2017 Samuel A. Attoh Diversity and Inclusion Awards

Attoh Award

Samuel A. Attoh, Dean of the Graduate School from 2005-2015, believed that increasing the recruitment of underrepresented students and faculty, advocating for and supporting the interests of all students, including but not limited to historically underrepresented students, LGBTQ students, veterans, and students with disabilities, and working with graduate programs to develop and sustain diverse and inclusive academic and social environments created a strong graduate community. In so doing, it was his belief that our students would be equipped to help address social problems and respond creatively and compassionately to the challenges facing our local, state, national, and global communities.

The Graduate School at Loyola University Chicago continues this vision, believing that our students are best served when the university population reflects the larger society.  Accordingly, the Graduate School encourages the programs under its jurisdiction to embrace diversity and strive for inclusion. In harmony with the Jesuit principles of cura personalis (care of the whole person) and homonis pro aliis (people caring for others), inclusion affirms the dignity of all members of the Graduate School community and commits our graduates to put their knowledge, skills, and talents in the service of others.
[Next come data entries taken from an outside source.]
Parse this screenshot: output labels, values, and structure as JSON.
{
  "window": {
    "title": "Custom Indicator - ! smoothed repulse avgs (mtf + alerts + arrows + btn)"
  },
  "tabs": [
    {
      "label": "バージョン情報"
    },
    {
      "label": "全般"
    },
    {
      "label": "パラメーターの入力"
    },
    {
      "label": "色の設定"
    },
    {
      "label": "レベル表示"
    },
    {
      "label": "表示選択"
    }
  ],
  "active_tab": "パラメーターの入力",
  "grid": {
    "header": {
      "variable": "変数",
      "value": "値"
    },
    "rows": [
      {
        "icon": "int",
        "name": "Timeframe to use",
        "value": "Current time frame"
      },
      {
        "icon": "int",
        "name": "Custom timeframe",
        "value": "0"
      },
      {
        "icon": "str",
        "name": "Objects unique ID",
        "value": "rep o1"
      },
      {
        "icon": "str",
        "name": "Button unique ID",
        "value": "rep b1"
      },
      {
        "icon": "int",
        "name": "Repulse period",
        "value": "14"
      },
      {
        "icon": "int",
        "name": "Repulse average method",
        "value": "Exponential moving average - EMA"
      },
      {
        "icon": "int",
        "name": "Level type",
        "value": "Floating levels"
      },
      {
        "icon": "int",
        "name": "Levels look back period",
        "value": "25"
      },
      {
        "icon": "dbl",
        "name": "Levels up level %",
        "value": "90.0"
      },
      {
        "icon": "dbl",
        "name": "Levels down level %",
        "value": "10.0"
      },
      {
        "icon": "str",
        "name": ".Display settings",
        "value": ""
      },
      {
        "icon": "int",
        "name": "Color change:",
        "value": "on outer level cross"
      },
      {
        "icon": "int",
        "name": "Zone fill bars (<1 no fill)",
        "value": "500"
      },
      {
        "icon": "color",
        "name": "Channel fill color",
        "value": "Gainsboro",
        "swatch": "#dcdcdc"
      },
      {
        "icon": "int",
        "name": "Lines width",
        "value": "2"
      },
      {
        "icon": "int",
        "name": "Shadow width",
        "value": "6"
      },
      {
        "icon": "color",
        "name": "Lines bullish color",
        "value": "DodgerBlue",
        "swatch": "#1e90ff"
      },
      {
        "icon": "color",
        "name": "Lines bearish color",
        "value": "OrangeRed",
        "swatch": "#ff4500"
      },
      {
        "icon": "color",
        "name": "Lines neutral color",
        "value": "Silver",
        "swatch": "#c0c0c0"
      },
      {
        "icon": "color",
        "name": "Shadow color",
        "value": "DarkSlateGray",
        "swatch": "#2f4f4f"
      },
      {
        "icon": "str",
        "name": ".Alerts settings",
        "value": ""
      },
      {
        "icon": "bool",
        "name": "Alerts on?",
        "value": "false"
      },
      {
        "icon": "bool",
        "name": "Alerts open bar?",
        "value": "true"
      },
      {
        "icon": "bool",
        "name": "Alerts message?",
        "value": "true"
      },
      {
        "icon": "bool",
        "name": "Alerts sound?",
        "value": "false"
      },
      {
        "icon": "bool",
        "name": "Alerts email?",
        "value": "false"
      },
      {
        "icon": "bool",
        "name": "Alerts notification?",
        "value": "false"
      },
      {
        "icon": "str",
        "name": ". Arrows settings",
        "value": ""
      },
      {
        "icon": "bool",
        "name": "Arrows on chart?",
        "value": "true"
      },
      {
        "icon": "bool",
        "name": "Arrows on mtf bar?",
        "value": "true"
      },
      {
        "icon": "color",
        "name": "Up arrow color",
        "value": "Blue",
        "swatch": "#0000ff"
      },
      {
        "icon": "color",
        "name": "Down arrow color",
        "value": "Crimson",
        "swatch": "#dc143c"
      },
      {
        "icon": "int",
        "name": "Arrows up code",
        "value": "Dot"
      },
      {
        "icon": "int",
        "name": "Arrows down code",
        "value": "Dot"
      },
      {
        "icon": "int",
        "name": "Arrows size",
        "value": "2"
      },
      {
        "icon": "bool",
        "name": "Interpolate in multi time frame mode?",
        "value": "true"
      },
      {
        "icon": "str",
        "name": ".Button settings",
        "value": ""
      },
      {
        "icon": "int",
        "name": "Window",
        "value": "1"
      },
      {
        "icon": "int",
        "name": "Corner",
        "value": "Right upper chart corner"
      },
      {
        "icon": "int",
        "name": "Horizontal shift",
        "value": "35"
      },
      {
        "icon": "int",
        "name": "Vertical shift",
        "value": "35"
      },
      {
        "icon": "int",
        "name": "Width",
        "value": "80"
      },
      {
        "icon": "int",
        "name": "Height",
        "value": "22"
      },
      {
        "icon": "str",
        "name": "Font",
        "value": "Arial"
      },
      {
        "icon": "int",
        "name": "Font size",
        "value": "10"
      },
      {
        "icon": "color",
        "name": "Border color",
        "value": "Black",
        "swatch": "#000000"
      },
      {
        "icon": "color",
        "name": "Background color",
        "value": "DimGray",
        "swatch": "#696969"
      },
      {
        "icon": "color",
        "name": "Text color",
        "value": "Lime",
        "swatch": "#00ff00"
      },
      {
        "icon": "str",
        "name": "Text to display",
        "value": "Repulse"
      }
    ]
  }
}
In honor of Loyola’s Jesuit values and the legacy of the late Dean Attoh, the Graduate School is pleased to announce the recipients of the inaugural Samuel A. Attoh Diversity and Inclusion Awards.

Individual Winner: Cameron Williams

Cameron Williams is currently completing his 5th year in the Sociology doctoral program. Cam researches how public housing residents resist and react to the rapidly spreading practice of depopulating public housing, a topic that he first became passionate about through his volunteer work at his church. Tami Love, an organizer for the Logan Square Housing Organization, notes that Cam first became involved with their project to preserve Lathrop Homes (a public housing community on the North Side) in the summer of 2013. In the years since then, Ms. Love describes Cam as having become “one of the most involved students I have worked with in my almost 25 years of community organizing.” Dr. Kelly Moore, Graduate Director of Sociology, notes that Cam “engenders a sense of family from those with whom he serves” in both his teaching and his community service.

Dr. Moore also says that “Cam draws on a deep well of faith to carry out these many ways of being a person for others. He doesn’t talk much about it, and he doesn’t brag or tell many people about what he is doing for others: he just does it.” It is this quality that truly embodies the legacy of Dean Samuel Attoh in Cam’s work. From volunteering for acts of civil disobedience on behalf of vulnerable populations to mentoring undergraduate students (Cameron was also awarded Graduate Student Teacher of the Year this year) his career at Loyola is filled with extraordinary passion coupled with a vision of justice for others. We can’t wait to see what Cameron does next.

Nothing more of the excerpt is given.